Graviton Corrections to Maxwell's Equations

TL;DR

This paper calculates quantum gravitational corrections to Maxwell's equations, revealing effects like light-cone smearing and short-distance electric field strengthening, with implications for photon dynamics and gauge invariance.

Contribution

It provides a fully renormalized one-loop quantum gravitational correction to Maxwell's equations using dimensional regularization and BPHZ counterterms.

Findings

Dynamical photons remain unchanged with proper state correction.

Long-conjectured light-cone smearing observed in dipole response.

Short-distance electric field of a point charge is strengthened.

Abstract

We use dimensional regularization to compute the one loop quantum gravitational contribution to the vacuum polarization on flat space background. Adding the appropriate BPHZ counterterm gives a fully renormalized result which we employ to quantum correct Maxwell's equations. These equations are solved to show that dynamical photons are unchanged, provided the free state wave functional is appropriately corrected.
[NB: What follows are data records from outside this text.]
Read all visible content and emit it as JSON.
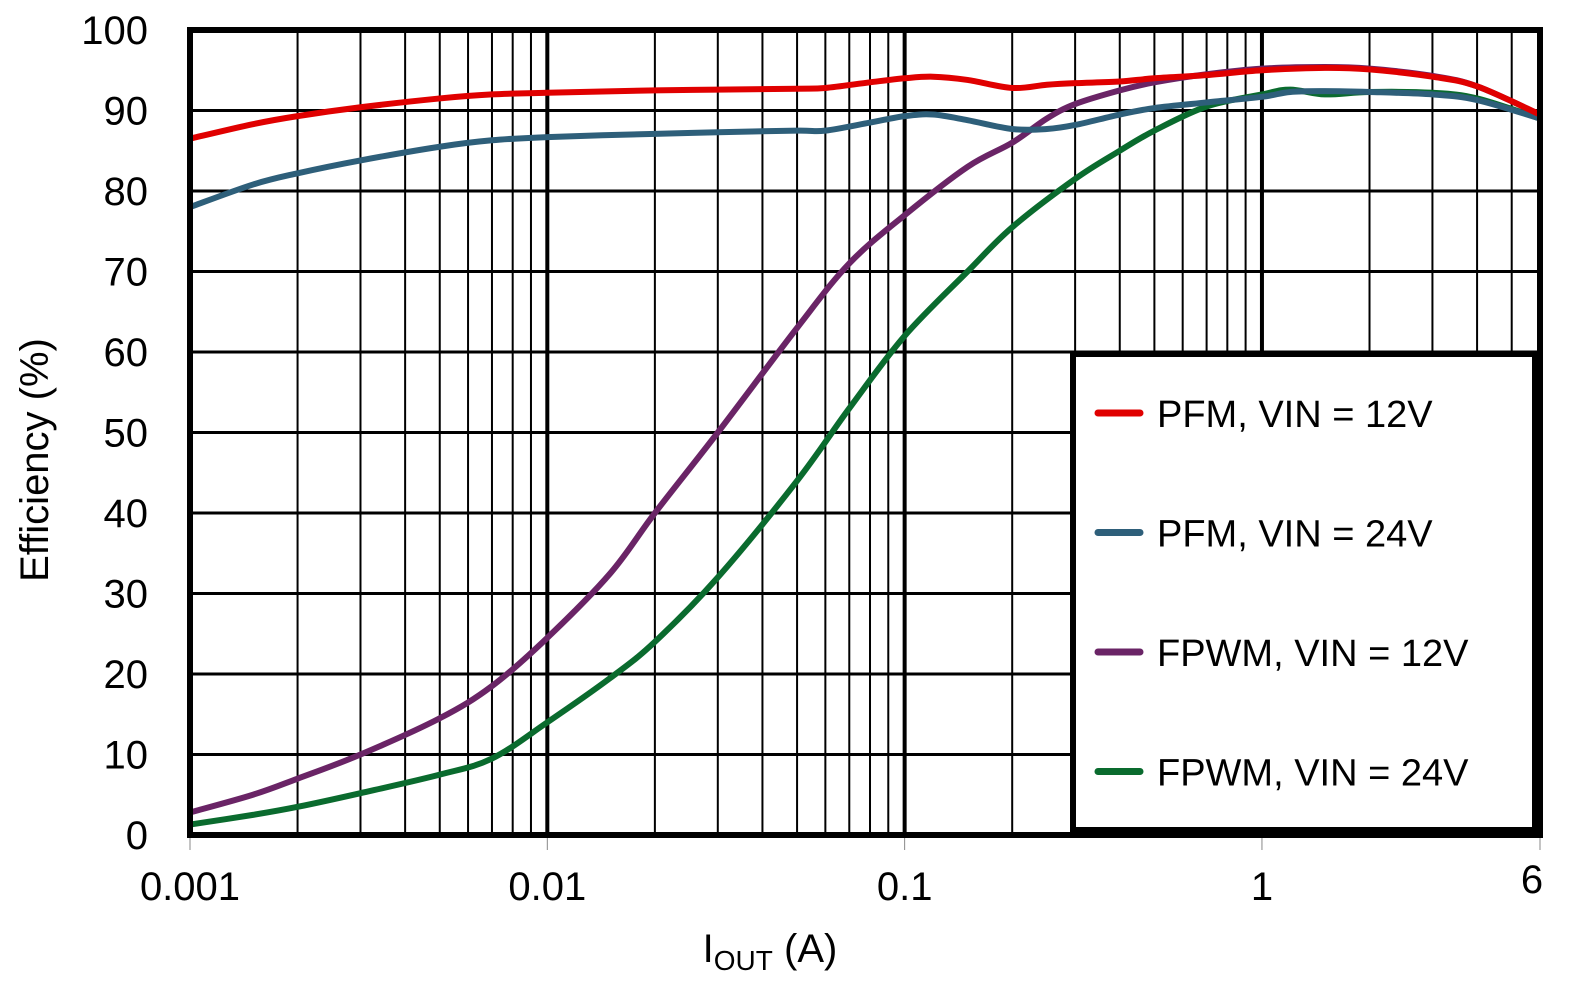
{
  "chart_data": {
    "type": "line",
    "title": "",
    "xlabel": "IOUT (A)",
    "xlabel_main": "I",
    "xlabel_sub": "OUT",
    "xlabel_unit": " (A)",
    "ylabel": "Efficiency (%)",
    "xscale": "log",
    "xlim": [
      0.001,
      6
    ],
    "ylim": [
      0,
      100
    ],
    "grid": true,
    "legend_position": "lower right inside",
    "x_ticks": [
      "0.001",
      "0.01",
      "0.1",
      "1",
      "6"
    ],
    "y_ticks": [
      "0",
      "10",
      "20",
      "30",
      "40",
      "50",
      "60",
      "70",
      "80",
      "90",
      "100"
    ],
    "series": [
      {
        "name": "PFM, VIN = 12V",
        "color": "#e00000",
        "x": [
          0.001,
          0.0015,
          0.002,
          0.003,
          0.005,
          0.007,
          0.01,
          0.02,
          0.03,
          0.05,
          0.06,
          0.08,
          0.1,
          0.12,
          0.15,
          0.2,
          0.25,
          0.3,
          0.4,
          0.5,
          0.7,
          1,
          1.5,
          2,
          3,
          4,
          6
        ],
        "values": [
          86.5,
          88.3,
          89.3,
          90.4,
          91.5,
          92.0,
          92.2,
          92.5,
          92.6,
          92.7,
          92.8,
          93.5,
          94.0,
          94.2,
          93.8,
          92.8,
          93.2,
          93.4,
          93.6,
          94.0,
          94.4,
          95.0,
          95.3,
          95.1,
          94.2,
          93.0,
          89.5
        ]
      },
      {
        "name": "PFM, VIN = 24V",
        "color": "#2e5f7a",
        "x": [
          0.001,
          0.0015,
          0.002,
          0.003,
          0.005,
          0.007,
          0.01,
          0.02,
          0.03,
          0.05,
          0.06,
          0.08,
          0.1,
          0.12,
          0.15,
          0.2,
          0.25,
          0.3,
          0.4,
          0.5,
          0.7,
          1,
          1.2,
          1.5,
          2,
          3,
          4,
          6
        ],
        "values": [
          78.0,
          80.8,
          82.2,
          83.8,
          85.5,
          86.3,
          86.7,
          87.1,
          87.3,
          87.5,
          87.5,
          88.5,
          89.3,
          89.5,
          88.8,
          87.7,
          87.7,
          88.2,
          89.5,
          90.3,
          91.0,
          91.7,
          92.3,
          92.4,
          92.3,
          92.0,
          91.3,
          89.0
        ]
      },
      {
        "name": "FPWM, VIN = 12V",
        "color": "#6a2466",
        "x": [
          0.001,
          0.0015,
          0.002,
          0.003,
          0.005,
          0.007,
          0.01,
          0.015,
          0.02,
          0.03,
          0.05,
          0.07,
          0.1,
          0.15,
          0.2,
          0.25,
          0.3,
          0.4,
          0.5,
          0.7,
          1,
          1.5,
          2,
          3,
          4,
          6
        ],
        "values": [
          2.8,
          5.0,
          7.0,
          10.0,
          14.5,
          18.5,
          24.5,
          32.5,
          40.0,
          50.0,
          63.0,
          71.0,
          77.0,
          83.0,
          86.0,
          89.0,
          90.8,
          92.5,
          93.5,
          94.5,
          95.2,
          95.4,
          95.2,
          94.3,
          93.0,
          89.5
        ]
      },
      {
        "name": "FPWM, VIN = 24V",
        "color": "#0a6b2e",
        "x": [
          0.001,
          0.0015,
          0.002,
          0.003,
          0.005,
          0.007,
          0.01,
          0.015,
          0.02,
          0.03,
          0.05,
          0.07,
          0.1,
          0.15,
          0.2,
          0.3,
          0.4,
          0.5,
          0.7,
          1,
          1.2,
          1.5,
          2,
          3,
          4,
          6
        ],
        "values": [
          1.3,
          2.5,
          3.5,
          5.2,
          7.5,
          9.5,
          14.0,
          19.5,
          24.0,
          32.0,
          44.0,
          53.0,
          62.0,
          70.0,
          75.5,
          81.5,
          85.0,
          87.5,
          90.5,
          92.0,
          92.6,
          92.0,
          92.3,
          92.2,
          91.5,
          89.0
        ]
      }
    ]
  }
}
The response to the instantaneous appearance of a point dipole reveals a perturbative version of the long-conjectured, "smearing of the light-cone". There is no change in the far radiation field produced by an alternating dipole. However, the correction to the static electric field of a point charge shows strengthening at short distances, in contrast to expectations based on the renormalization group. We check for gauge dependence by working out the vacuum polarization in a general 3-parameter family of covariant gauges.